The chairman of Ukraine’s parliament has supplied words of reconciliation more than Globe War II-era mass murders that have strained relations with its neighbor and strategic ally Poland for 80 years
May possibly 25, 2023, 9:18 AM ET
• three min study
WARSAW, Poland — The chairman of Ukraine’s parliament on Thursday supplied words of reconciliation more than Globe War II-era mass murders that have strained relations with its neighbor and strategic ally Poland for 80 years.
“Human life has equal worth, regardless of nationality, race, sex or religion,” Ruslan Stefanchuk told Polish lawmakers. “With this awareness we will cooperate with you, dear Polish good friends, and we will accept the truth regardless of how uncompromising it may well be.”
Stefanchuk’s words sounded a new tone and have been in contrast to the current angry reaction of Ukraine’s ambassador to Polish expectations of an apology.
Poland this year is marking the 80th anniversary of the 1943-44 massacre of some one hundred,000 Poles by Ukrainian nationalists and other people in Volhynia and other regions that have been then in eastern Poland, beneath Nazi German occupation, and which are now aspect of Ukraine.

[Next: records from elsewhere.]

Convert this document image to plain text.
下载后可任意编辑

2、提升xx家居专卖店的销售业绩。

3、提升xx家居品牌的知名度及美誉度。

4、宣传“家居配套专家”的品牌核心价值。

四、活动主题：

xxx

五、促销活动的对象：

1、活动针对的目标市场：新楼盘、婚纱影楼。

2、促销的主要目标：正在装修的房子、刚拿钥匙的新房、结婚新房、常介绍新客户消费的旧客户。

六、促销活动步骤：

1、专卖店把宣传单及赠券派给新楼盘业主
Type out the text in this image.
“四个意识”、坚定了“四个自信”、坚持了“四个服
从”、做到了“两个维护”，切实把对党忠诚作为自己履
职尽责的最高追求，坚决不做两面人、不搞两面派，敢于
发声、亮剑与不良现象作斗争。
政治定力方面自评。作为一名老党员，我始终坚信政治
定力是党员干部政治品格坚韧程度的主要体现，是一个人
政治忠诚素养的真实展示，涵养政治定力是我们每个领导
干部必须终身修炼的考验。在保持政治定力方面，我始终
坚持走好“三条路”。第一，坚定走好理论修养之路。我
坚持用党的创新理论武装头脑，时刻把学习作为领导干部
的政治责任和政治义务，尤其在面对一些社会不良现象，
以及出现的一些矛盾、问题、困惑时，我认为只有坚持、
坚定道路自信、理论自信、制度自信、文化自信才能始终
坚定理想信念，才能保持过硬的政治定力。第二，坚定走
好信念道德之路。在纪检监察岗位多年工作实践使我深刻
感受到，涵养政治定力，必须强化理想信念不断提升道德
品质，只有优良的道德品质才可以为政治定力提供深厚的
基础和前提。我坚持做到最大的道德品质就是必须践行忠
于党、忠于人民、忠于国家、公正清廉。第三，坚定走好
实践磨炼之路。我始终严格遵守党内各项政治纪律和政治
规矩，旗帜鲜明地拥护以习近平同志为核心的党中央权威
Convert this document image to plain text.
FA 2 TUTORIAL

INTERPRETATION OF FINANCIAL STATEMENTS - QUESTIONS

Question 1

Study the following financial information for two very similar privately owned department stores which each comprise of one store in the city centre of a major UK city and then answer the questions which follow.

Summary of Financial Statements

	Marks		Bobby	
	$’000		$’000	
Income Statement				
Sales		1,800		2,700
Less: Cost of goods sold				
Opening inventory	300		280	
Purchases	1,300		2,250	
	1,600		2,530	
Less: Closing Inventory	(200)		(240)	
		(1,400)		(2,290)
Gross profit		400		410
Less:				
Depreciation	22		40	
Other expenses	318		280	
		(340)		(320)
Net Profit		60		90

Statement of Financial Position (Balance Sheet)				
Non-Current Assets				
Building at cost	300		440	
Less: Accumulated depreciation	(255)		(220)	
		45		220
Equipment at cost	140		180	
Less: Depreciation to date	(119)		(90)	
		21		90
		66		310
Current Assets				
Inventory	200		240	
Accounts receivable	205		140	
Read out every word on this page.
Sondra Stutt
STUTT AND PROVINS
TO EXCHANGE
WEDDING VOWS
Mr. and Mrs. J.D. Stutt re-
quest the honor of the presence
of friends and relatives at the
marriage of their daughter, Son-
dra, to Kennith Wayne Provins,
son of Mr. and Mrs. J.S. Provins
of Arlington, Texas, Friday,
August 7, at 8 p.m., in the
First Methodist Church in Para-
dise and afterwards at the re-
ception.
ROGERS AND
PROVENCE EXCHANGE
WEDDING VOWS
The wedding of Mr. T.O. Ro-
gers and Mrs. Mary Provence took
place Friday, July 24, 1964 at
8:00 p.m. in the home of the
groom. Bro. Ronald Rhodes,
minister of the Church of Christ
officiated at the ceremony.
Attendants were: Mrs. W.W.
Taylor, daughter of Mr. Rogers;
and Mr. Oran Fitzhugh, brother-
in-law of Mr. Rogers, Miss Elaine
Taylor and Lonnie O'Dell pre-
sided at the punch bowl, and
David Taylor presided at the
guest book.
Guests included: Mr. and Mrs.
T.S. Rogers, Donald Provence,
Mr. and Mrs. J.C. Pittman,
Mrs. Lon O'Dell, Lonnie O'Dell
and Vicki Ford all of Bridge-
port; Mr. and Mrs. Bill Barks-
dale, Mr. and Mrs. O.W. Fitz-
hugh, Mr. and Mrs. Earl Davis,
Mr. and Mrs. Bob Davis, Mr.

Whole villages have been burned down and all their inhabitants killed by the nationalists and their helpers in search of to establish an independent Ukraine state. Poland calls the events a genocide.
An estimated 15,000 Ukrainians died in retaliation.
Stefanchuk was speaking in Poland’s parliament for the duration of a check out to Warsaw. Poland has been supplying military and humanitarian assistance to Ukraine in its war with Russia.
Stefanchuk thanked Poland for the existing assistance, and then supplied sympathy to the households of the Poles slain in what is recognized as the Volhynia massacre. He also supplied a joint work to determine and honor all the victims buried in Ukraine.
Poland has extended been in search of Kyiv’s permission for exhumations, identification and commemoration of the Polish victims. Nonetheless, some of the Ukrainian nationalist leaders of the time are regarded as essential figures for Ukraine’s statehood, lending a unique viewpoint there to the events.
Stefanchuk thanked the households of the victims for cultivating a memory which “does not get in touch with for revenge or hatred, but which serves as a warning that absolutely nothing like that can ever take place amongst our nations once again.”
He stated that identification and honoring of the victims “without bans or barriers” is “our joint moral and Christian obligation.”
He stated that an open, joint strategy to the painful history would be an “exceptionally important test” that could pave the way for the words “we forgive and ask for forgiveness.” These words, supplied by Poland’s Catholic bishops to Germany’s bishops in the 1960s, laid the foundations for Poland’s reconciliation with its Globe War II aggressor, Germany.
Polish Foreign Minister Zbigniew Rau described Stefanchuk’s speech as “very fantastic,” saying that “we have heard what we wanted to hear.”
“We are on the proper path and this speech shows that our positions are having closer once again. We have some thing to construct on,” Rau stated.
Poland’s leaders have insisted that bringing the complete truth into the open will strengthen bilateral relations with Ukraine and neutralize vulnerabilities that could be exploited by third nations in search of to undermine these ties.